Tumor Suppressors TSC1 and TSC2 Differentially Modulate Actin Cytoskeleton and Motility of Mouse Embryonic Fibroblasts

TSC1 and TSC2 mutations cause neoplasms in rare disease pulmonary LAM and neuronal pathfinding in hamartoma syndrome TSC. The specific roles of TSC1 and TSC2 in actin remodeling and the modulation of cell motility, however, are not well understood. Previously, we demonstrated that TSC1 and TSC2 regulate the activity of small GTPases RhoA and Rac1, stress fiber formation and cell adhesion in a reciprocal manner. Here, we show that Tsc1^−/− MEFs have decreased migration compared to littermate-derived Tsc1^+/+ MEFs. Migration of Tsc1^−/− MEFs with re-expressed TSC1 was comparable to Tsc1^+/+ MEF migration. In contrast, Tsc2^−/− MEFs showed an increased migration compared to Tsc2^+/+ MEFs that were abrogated by TSC2 re-expression. Depletion of TSC1 and TSC2 using specific siRNAs in wild type MEFs and NIH 3T3 fibroblasts also showed that TSC1 loss attenuates cell migration while TSC2 loss promotes cell migration.
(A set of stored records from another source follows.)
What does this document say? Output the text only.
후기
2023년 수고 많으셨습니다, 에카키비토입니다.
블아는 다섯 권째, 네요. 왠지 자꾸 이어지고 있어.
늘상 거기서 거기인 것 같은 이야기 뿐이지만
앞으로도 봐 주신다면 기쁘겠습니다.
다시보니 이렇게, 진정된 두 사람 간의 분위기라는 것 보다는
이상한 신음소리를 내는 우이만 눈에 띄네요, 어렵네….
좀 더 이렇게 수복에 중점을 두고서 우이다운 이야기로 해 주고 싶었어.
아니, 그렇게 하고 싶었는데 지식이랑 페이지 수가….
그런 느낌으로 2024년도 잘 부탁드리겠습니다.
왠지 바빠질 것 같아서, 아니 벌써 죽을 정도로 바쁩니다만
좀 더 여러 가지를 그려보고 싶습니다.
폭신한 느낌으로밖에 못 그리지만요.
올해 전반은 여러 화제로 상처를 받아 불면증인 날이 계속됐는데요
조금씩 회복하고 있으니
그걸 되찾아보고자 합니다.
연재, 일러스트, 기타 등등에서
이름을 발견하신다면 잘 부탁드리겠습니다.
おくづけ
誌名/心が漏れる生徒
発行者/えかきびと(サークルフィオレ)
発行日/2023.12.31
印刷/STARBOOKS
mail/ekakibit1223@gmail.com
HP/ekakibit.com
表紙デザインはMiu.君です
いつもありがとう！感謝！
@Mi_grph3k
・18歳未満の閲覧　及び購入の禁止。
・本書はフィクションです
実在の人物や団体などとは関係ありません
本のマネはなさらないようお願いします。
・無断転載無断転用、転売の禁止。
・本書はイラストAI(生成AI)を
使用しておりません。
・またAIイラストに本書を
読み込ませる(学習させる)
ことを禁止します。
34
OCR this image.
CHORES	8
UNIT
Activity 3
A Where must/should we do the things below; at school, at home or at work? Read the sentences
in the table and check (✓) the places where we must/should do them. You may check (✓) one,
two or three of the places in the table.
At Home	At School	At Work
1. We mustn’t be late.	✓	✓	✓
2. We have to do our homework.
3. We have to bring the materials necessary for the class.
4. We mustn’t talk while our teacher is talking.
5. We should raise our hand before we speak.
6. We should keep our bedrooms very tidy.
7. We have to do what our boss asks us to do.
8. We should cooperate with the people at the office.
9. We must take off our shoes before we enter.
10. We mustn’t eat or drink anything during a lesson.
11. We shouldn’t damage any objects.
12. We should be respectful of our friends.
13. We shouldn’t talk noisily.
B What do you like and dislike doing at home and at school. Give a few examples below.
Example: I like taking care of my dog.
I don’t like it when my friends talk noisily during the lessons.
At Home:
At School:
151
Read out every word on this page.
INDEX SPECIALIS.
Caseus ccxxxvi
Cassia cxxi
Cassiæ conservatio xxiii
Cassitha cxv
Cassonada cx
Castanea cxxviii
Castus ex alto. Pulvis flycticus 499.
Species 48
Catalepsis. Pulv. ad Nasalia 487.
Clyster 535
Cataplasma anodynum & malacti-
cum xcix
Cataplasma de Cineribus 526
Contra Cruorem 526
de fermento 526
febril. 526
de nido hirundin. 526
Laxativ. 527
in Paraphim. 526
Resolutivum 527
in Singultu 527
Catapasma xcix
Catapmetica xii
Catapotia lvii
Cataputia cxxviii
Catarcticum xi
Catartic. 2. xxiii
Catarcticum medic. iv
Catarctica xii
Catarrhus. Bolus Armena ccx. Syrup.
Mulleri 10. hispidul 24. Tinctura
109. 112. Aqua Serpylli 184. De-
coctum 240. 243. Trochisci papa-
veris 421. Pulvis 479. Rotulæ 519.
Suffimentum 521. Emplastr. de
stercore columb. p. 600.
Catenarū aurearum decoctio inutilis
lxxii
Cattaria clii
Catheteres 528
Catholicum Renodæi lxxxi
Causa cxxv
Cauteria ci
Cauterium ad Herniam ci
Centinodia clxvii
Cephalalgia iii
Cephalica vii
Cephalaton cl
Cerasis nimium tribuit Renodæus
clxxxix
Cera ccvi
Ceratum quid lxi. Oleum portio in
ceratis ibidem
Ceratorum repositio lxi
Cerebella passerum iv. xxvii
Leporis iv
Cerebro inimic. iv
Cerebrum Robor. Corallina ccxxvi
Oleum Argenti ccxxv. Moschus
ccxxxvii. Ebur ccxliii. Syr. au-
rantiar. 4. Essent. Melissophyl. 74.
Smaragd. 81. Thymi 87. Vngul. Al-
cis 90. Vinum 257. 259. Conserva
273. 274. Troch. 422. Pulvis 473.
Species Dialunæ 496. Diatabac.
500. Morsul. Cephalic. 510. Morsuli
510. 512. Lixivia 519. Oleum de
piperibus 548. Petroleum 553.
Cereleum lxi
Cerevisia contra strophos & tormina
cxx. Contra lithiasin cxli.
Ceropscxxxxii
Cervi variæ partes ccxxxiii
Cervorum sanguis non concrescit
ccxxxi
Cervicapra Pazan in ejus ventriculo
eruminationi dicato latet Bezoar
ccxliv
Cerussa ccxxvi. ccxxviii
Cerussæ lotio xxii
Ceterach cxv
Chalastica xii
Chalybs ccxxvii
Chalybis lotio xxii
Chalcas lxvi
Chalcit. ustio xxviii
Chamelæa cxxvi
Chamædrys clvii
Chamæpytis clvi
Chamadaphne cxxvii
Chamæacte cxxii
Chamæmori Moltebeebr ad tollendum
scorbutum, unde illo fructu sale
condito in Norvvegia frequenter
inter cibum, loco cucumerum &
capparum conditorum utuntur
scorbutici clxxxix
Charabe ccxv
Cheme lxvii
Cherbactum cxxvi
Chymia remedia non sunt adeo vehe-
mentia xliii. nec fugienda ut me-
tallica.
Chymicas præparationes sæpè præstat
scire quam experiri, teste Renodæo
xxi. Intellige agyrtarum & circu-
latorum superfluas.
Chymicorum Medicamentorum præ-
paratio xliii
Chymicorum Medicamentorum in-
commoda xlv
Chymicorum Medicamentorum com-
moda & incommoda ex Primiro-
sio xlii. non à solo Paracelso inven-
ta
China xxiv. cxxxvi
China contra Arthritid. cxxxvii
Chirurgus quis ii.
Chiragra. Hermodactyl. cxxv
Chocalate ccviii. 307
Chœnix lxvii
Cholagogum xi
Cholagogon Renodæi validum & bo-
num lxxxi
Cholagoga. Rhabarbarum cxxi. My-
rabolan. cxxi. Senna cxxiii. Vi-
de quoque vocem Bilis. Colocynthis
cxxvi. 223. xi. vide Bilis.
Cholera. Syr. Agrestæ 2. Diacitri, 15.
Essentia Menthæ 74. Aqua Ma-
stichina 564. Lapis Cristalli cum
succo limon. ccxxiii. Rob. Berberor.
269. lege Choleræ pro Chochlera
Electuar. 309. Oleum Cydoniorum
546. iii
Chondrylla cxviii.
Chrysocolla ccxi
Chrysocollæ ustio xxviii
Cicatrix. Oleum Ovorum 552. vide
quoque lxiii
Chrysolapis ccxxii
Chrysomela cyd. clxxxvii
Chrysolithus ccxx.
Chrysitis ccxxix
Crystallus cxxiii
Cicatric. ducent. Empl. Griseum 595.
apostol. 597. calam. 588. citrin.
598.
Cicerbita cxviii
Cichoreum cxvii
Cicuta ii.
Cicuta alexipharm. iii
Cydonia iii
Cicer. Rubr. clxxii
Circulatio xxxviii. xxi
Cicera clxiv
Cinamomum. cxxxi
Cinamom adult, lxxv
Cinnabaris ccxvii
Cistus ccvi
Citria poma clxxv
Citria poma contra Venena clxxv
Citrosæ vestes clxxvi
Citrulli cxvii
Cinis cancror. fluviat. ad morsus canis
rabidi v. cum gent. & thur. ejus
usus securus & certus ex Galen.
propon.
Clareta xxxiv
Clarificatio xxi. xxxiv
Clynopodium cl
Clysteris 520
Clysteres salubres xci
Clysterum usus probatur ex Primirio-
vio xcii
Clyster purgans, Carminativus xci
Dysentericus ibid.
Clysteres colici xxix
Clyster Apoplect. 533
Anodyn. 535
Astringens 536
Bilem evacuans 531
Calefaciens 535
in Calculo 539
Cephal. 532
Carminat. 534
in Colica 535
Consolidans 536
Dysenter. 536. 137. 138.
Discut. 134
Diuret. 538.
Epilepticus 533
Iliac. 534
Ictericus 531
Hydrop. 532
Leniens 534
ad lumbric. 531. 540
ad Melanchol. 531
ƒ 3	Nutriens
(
Morphological and immunochemical analysis demonstrated that Tsc1^−/− MEFs have a thin protracted shape with a few stress fibers; in contrast, Tsc2^−/− MEFs showed a rounded morphology and abundant stress fibers. Expression of TSC1 in either Tsc1^−/− or Tsc2^−/− MEFs promoted stress fiber formation, while TSC2 re-expression induced stress fiber disassembly and the formation of cortical actin. To assess the mechanism(s) by which TSC2 loss promotes actin re-arrangement and cell migration, we explored the role of known downstream effectors of TSC2, mTORC1 and mTORC2. Increased migration of Tsc2^−/− MEFs is inhibited by siRNA mTOR and siRNA Rictor, but not siRNA Raptor. siRNA mTOR or siRNA Rictor promoted stress fiber disassembly in TSC2-null cells, while siRNA Raptor had little effect. Overexpression of kinase-dead mTOR induced actin stress fiber disassembly and suppressed TSC2-deficient cell migration. Our data demonstrate that TSC1 and TSC2 differentially regulate actin stress fiber formation and cell migration, and that only TSC2 loss promotes mTOR- and mTORC2-dependent pro-migratory cell phenotype.